En el caso de Colombia, la respuesta siempre ha estado en los campesinos, aunque apropiarse de la agricultura sostenible en el país es menos poético en la práctica que en la academia. Los Agredo Campos, una familia campesina de Buenavista (Quindío), por tres generaciones han sido guardianes de los saberes agroecológicos de su vereda, para ellos la protección de ecosistemas mediante la producción de alimento limpio de plaguicidas es la manera más sana de asegurar que su casa podrá seguir siendo un lugar de vida digna para su familia. Sin embargo, lagunas legales, débiles políticas alimentarias regionales y la protección estatal del agronegocio sobre la economía familiar campesina han dejado a los Agredo Campos sin vecinos, rodeados por monocultivos de café y plátano, los cuales a menudo son rociados con plaguicidas tóxicos que les genera constantes afectaciones a su bienestar y al entorno que ellos mismos pertenecen, esto sin hablar del constante dilema económico en el que viven para mantenerse como familia campesina en una realidad adversa que no les reconoce.
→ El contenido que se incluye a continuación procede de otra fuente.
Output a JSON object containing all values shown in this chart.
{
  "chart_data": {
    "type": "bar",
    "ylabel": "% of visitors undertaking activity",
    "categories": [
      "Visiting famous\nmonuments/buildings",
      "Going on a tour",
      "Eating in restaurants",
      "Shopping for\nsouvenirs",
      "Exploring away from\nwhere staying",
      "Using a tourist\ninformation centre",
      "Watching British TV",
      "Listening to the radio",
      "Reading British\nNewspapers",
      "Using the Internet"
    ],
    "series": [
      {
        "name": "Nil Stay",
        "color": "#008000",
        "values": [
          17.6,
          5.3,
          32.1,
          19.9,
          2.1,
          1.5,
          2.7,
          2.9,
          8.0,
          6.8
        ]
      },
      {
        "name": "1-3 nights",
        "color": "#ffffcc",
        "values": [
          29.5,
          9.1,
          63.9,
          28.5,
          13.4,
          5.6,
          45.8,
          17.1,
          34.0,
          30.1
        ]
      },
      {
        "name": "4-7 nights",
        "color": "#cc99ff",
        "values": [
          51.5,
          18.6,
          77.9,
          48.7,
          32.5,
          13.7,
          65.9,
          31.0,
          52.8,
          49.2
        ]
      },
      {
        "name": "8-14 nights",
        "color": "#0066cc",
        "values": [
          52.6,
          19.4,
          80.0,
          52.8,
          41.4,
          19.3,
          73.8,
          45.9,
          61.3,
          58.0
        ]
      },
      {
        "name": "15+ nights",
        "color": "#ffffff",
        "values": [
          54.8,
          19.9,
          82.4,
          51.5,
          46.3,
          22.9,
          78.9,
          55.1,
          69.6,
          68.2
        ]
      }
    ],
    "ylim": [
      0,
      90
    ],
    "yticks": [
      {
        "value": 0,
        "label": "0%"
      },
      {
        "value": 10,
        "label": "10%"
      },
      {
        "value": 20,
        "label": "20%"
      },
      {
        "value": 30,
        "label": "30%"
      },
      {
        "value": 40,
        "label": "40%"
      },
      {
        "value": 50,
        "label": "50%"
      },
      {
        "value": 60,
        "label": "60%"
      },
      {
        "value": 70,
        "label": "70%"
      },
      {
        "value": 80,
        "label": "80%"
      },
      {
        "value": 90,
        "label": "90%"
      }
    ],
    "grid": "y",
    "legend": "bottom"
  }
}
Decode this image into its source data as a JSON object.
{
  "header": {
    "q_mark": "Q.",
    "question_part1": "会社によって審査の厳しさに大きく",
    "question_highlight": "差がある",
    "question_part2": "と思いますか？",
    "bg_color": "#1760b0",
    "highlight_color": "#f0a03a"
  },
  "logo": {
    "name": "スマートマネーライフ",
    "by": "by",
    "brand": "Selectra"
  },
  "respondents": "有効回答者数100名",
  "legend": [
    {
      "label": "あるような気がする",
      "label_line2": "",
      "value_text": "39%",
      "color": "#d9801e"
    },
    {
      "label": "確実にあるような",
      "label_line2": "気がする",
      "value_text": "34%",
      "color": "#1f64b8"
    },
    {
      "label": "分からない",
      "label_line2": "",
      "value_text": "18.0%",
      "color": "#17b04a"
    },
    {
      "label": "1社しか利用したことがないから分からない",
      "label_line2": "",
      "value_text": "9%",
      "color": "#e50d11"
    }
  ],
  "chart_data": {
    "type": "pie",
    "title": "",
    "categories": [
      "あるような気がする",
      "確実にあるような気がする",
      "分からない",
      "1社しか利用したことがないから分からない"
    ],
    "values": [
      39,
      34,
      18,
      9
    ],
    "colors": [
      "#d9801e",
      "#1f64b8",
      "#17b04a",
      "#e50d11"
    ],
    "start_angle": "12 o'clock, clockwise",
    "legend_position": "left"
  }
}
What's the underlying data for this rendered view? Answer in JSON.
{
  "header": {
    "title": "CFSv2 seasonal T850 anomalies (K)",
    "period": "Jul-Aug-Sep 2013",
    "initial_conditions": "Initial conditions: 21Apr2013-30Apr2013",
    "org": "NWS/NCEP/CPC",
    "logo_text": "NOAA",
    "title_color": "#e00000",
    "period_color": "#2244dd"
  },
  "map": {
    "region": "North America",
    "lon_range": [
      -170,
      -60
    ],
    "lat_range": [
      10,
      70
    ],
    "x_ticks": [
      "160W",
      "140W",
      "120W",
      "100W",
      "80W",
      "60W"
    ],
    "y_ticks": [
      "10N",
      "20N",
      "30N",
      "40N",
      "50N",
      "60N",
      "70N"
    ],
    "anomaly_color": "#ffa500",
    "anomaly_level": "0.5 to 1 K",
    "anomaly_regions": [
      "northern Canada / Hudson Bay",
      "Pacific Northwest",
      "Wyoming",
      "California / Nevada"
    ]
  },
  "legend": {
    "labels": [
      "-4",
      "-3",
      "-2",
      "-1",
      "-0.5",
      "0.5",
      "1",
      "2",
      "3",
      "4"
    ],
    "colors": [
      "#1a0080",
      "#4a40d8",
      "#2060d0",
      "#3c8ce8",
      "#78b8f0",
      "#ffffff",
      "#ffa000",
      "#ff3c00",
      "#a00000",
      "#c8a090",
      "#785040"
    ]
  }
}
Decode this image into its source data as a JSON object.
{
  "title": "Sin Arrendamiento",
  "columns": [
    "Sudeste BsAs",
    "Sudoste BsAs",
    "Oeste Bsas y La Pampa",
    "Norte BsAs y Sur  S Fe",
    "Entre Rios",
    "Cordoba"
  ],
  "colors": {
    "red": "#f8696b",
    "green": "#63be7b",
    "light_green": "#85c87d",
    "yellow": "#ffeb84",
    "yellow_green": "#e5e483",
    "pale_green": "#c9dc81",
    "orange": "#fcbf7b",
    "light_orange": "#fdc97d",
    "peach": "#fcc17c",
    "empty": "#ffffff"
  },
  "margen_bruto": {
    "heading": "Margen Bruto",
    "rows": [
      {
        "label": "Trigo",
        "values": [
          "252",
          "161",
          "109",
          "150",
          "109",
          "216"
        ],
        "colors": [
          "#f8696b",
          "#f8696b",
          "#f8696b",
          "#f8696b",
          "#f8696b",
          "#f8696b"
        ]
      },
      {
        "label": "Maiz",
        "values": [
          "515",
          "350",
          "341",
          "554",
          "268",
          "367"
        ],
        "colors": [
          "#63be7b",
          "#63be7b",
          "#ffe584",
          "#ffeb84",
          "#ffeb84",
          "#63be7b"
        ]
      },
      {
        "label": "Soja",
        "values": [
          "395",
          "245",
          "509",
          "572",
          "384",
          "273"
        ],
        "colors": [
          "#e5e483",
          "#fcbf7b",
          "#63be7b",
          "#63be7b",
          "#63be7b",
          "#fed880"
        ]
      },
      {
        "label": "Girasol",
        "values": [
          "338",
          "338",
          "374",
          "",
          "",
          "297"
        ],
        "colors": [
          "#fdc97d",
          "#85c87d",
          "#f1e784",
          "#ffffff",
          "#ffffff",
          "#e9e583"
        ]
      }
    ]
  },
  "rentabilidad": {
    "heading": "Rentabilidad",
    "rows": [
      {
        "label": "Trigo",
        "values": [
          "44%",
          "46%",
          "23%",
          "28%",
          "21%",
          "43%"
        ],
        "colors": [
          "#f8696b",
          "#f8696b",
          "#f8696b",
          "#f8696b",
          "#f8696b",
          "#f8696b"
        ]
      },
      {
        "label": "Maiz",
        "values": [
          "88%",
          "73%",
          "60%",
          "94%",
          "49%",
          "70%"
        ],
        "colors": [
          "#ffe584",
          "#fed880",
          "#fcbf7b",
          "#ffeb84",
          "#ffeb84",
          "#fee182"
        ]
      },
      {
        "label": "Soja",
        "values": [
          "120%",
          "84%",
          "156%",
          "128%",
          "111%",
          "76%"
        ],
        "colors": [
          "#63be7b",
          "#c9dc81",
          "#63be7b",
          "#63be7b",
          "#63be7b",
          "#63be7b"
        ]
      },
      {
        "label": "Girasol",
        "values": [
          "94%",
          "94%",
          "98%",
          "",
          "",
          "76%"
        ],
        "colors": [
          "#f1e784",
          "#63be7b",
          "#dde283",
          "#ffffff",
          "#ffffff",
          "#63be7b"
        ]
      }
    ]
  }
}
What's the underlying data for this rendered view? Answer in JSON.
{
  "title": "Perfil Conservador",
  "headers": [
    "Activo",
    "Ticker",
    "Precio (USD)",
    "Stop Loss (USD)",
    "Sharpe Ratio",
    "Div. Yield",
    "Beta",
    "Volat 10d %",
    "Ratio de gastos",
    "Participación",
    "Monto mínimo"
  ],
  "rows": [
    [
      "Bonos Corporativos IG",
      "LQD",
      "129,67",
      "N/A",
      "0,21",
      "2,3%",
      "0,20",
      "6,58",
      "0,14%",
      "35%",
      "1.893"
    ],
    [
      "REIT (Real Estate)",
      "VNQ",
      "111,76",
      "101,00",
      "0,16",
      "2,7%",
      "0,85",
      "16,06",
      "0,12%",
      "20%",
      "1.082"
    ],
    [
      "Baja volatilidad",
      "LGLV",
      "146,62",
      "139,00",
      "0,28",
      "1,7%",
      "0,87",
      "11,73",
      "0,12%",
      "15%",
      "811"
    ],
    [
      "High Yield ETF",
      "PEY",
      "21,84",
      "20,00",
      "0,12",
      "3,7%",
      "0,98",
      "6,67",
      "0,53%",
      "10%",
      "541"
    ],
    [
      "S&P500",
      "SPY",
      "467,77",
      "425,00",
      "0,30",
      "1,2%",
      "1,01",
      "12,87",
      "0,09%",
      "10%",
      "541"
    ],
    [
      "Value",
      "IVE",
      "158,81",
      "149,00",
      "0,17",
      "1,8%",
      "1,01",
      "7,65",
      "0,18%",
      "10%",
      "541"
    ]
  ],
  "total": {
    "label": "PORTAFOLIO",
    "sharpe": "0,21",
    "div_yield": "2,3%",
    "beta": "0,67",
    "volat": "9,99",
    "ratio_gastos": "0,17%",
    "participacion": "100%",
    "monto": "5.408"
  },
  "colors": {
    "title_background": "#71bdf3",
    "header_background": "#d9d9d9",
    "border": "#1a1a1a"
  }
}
A manera de conclusión, hay que reconocer que, si bien el informe de la Relatora Especial para el Derecho a la Alimentación de Naciones Unidas sirve como faro para empoderarnos sobre el derecho humano a una alimentación adecuada, también sabemos que organismos internacionales (como las relatorías especiales) actúan como consejeras de los Estados, no como una autoridad ‘salvadora’ con poder de decisión. Este informe es una herramienta para acercarnos más a la solución, que nunca ha estado afuera, y que está en todos los involucrados con la cuchara, en todos los que comemos, producimos, pensamos, planeamos y decidimos sobre el alimento a nivel individual, familiar, académico, regional y nacional. Podemos empezar a preguntar a los responsables de las decisiones sobre nuestra cuchara cosas como: ¿Qué procedimientos se siguieron para verificar que las 60 mil toneladas de maíz que llegaron en abril a Colombia desde Estados Unidos fueran saludables para el consumo humano?, o tal vez, si fortalecer la agricultura familiar nos provee alimentación más sostenible y saludable ¿Por qué estamos invirtiendo en importar 60 mil toneladas de un cultivo que producimos localmente? O precisamente frente a pesticidas, la eterna pregunta ¿Por qué seguir fumigando los campos colombianos con un pesticida como el glifosato?

Referencias:

Altieri, M.A. 1994. Biodiversity and pest management in agroecosystems. Hayworth Press, New York Evaluación Internacional de la Ciencia y la Tecnología Agrícolas para el Desarrollo, Agriculture at a Crossroads: Synthesis Report (Washington D.C., 2009).

Lengnick, L., (2014). Resilient agriculture: cultivating food systems for a changing climate. Canada: New Society Publishers.